High-intensity exercise for six minutes could increase the longevity of a healthy brain and postpone the beginning of neurodegenerative diseases like Parkinson’s and Alzheimer’s.
A brief but vigorous cycling session promotes the production of a specialized protein that is crucial for brain development, learning, and memory and may shield the brain from age-related cognitive decline, according to new research published in The Journal of Physiology. This understanding of exercise is a component of the effort to create non-pharmacological, non-discriminatory, and economical ways that anybody can use to promote good aging.
The specialized protein named brain-derived neurotrophic factor (BDNF) promotes neuroplasticity (the ability of the brain to form new connections and pathways) and the survival of neurons.
According to research conducted on animals, BDNF availability increases memory formation and storage, improves learning, and generally improves cognitive performance. These key roles and its apparent neuroprotective qualities have led to the interest in BDNF for ageing research.
Lead author Travis Gibbons from the University of Otago, New Zealand said:
“BDNF has shown great promise in animal models, but pharmaceutical interventions have thus far failed to safely harness the protective power of BDNF in humans. We saw the need to explore non-pharmacological approaches that can preserve the brain’s capacity which humans can use to naturally increase BDNF to help with healthy ageing.”
To tease apart the influence of fasting and exercise on BDNF production researchers, from the University of Otago, New Zealand, compared the following factors to study the isolated and interactive effects:
- Fasting for 20 hours,
- Light exercise (90-minute low intensity cycling),
- High-intensity exercise (six-minute bout of vigorous cycling),
- Combined fasting and exercise.
In comparison to one day of fasting with or without a lengthy session of gentle activity, they discovered that brief but vigorous exercise was the most effective approach to raise BDNF. BDNF increased by four to five-fold (396 pg L-1 to 1170 pg L-1) more compared to fasting (no change in BDNF concentration) or prolonged activity (slight increase in BDNF concentration, 336 pg L-1 to 390 pg L-1).

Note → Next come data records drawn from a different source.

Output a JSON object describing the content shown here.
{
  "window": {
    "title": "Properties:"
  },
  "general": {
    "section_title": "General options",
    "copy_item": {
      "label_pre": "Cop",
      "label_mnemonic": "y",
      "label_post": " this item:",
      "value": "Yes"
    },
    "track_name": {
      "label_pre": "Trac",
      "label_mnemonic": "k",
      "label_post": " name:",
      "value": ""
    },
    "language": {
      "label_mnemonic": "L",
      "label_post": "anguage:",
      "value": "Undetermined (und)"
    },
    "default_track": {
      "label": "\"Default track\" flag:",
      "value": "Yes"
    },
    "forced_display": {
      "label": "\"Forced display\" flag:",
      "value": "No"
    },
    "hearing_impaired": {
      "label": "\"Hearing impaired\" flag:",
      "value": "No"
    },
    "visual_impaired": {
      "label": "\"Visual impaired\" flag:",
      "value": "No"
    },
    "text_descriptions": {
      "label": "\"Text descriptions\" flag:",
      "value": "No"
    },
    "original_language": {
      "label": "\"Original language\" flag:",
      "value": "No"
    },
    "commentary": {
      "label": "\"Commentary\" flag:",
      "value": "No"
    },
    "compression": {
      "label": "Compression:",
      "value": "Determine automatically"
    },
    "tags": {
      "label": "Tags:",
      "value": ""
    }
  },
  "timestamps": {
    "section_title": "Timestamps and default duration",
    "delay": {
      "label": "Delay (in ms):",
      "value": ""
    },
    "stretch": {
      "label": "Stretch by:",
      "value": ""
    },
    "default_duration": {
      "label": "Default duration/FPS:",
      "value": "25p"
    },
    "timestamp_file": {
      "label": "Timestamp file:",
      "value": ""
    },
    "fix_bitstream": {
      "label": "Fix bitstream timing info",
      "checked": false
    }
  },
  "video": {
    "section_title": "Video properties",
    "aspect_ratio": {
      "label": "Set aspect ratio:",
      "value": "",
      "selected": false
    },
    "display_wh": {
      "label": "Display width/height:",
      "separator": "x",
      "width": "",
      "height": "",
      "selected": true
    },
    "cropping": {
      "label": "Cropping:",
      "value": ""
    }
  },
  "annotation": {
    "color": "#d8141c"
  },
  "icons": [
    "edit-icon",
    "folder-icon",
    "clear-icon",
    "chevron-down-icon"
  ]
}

More research is required to fully understand the mechanisms at play because the reason for these discrepancies is still unknown. One theory relates to glucose metabolism, the brain’s main fuel source, and the cerebral substrate switch.
The cerebral substrate switch occurs when the brain moves from one preferred fuel source to another in order to meet the body’s energy requirements, such as when lactate is metabolized during exercise instead of glucose. The brain’s transition from consuming glucose to lactate initiates pathways that result in elevated levels of BDNF in the blood.
The observed increase in BDNF during exercise could be due to the increased number of platelets (the smallest blood cell) which store large amounts of BDNF. Exercise exerts a 20% greater influence on the concentration of platelets in the blood than does fasting.
12 physically active participants (six males, six females aged between 18 and 56 years) took part in the study. Instead of showing sex disparities, the evenly split between male and female participants was intended to better represent the population.
In order to distinguish between the influence on BDNF and the cognitive benefits, more study is being done to go deeper into the effects of calorie restriction and exercise.
Travis Gibbons said: “We are now studying how fasting for longer durations, for example up to three days, influences BDNF. We are curious whether exercising hard at the start of a fast accelerates the beneficial effects of fasting. Fasting and exercise are rarely studied together. We think fasting and exercise can be used in conjunction to optimize BDNF production in the human brain.”